Anksiyete bozukluğu ile çaba eden bireyler, bedensel duyumlara karşı daha hassastır. Bedende olağan kabul edilen sindirim belirtileri bile bu bireyler tarafından tehdit olarak algılanabilir. Bunun sonucunda da içsel tarama davranışının gelişebileceğini vurgulayan Anadolu Sıhhat Merkezi Hastanesi’nden Uzman Psikolog Jülide Unutmaz, “Her mide gurultusu, şişkinlik yahut yorgunluk halinin ‘gıda intoleransı’ kuşkusuyla kıymetlendirilmesi hakikat değil. Anksiyete bozukluğuna sahip bireyler, denetim muhtaçlığı ve belirsizliklere tahammülsüzlük nedeniyle en azından ne yediklerini denetim ederek rahatlama hissi yaşamak isterler. Ancak profesyonel dayanak almadan yapılan besin kısıtlamaları, yalnızca fizyolojik mahrumluk yaratmakla kalmaz, tıpkı vakitte vücut algısını da olumsuz etkiler” açıklamasında bulundu.
Şikayetlerin kaynağı araştırılmalı
Anksiyete bozukluğu olan bireylerde besin intoleransı kuşkusuyla daha sık karşılaşılmasının, bilişsel çarpıtmalar ve bedensel duyumların yanlış yorumlanması olduğunu vurgulayan Unutmaz, “İntolerans testleri yardımıyla, beslenme planından birtakım besin kümeleri bir uzman nezaretinde çıkartılarak bireyde oluşan şikayetlerin devam edip etmediği gözlemlenebilir ya da bu duruma hangi zihinsel süreçlerin yol açtığı incelenebilir. Bu yaklaşım sayesinde, gereksiz kısıtlamaların önüne geçilerek hem fizikî hem de ruhsal sıhhati destekleyen daha bütüncül bir yol izlenebilir” formunda konuştu.

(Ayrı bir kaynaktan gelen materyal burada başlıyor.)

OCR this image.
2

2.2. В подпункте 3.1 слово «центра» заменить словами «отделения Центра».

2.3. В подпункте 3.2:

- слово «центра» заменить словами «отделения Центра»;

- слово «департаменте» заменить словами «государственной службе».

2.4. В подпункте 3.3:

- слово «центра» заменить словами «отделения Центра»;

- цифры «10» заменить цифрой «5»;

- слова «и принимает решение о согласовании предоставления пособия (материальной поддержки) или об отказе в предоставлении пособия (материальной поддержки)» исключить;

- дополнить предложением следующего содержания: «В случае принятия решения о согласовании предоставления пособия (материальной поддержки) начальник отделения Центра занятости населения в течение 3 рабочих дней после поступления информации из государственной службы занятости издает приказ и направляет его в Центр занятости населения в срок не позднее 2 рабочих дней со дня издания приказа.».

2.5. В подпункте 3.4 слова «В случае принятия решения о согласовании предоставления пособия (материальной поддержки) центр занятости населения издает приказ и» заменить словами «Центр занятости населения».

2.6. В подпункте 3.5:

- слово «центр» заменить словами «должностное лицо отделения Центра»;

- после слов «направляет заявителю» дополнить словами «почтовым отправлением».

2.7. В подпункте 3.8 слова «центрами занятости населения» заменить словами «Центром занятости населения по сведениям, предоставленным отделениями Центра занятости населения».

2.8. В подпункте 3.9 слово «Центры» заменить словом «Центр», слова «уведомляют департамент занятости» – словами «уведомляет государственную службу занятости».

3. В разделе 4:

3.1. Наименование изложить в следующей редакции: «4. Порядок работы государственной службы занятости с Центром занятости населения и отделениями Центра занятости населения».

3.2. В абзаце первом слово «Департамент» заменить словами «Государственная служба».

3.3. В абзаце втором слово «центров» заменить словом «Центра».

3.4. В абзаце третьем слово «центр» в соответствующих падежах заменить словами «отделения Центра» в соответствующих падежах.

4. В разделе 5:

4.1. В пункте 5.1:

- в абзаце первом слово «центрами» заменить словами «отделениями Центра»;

Mide ve bağırsak ikinci beyin konumunda
Mide, beyinle çift taraflı bir bağlantı halinde olduğu için sırf bir sindirim organı olarak değerlendirilmemeli diyen Unutmaz, “İkinci beyin olarak isimlendirilen bağırsak sistemi de his durumla yakından bağlantılı. Dert, gerilim, öfke ve dehşet üzere hislere karşı mide bulantısı, iştahsızlık, kramp yahut şişkinlik üzere fizikî yansılar oluşabiliyor. Bu nedenle, ruhsal süreçlerin midenin işleyişini direkt etkileyebileceği, birebir vakitte mide kaynaklı duyumların da zihinsel süreçleri tetikleyebileceği bilinmeli. Bilhassa toplumsal ömürde yemek; bağ kurma, keyif alma ve kimlik söz etme yollarından biri olduğu için bu alanın daralması; yalnızlaşma, toplumsal tasa ve yeme davranışlarında bozulma üzere sonuçlar doğurabilir. Ayrıca bireylerde ‘yanlış inançlar’ pekiştikçe, besinlerle ilgili zorlayıcı düşünceler artabilir. Vakitle bu durum obsesif kompulsif eğilimleri yahut sıhhat telaşlarını güçlendirebilir” dedi.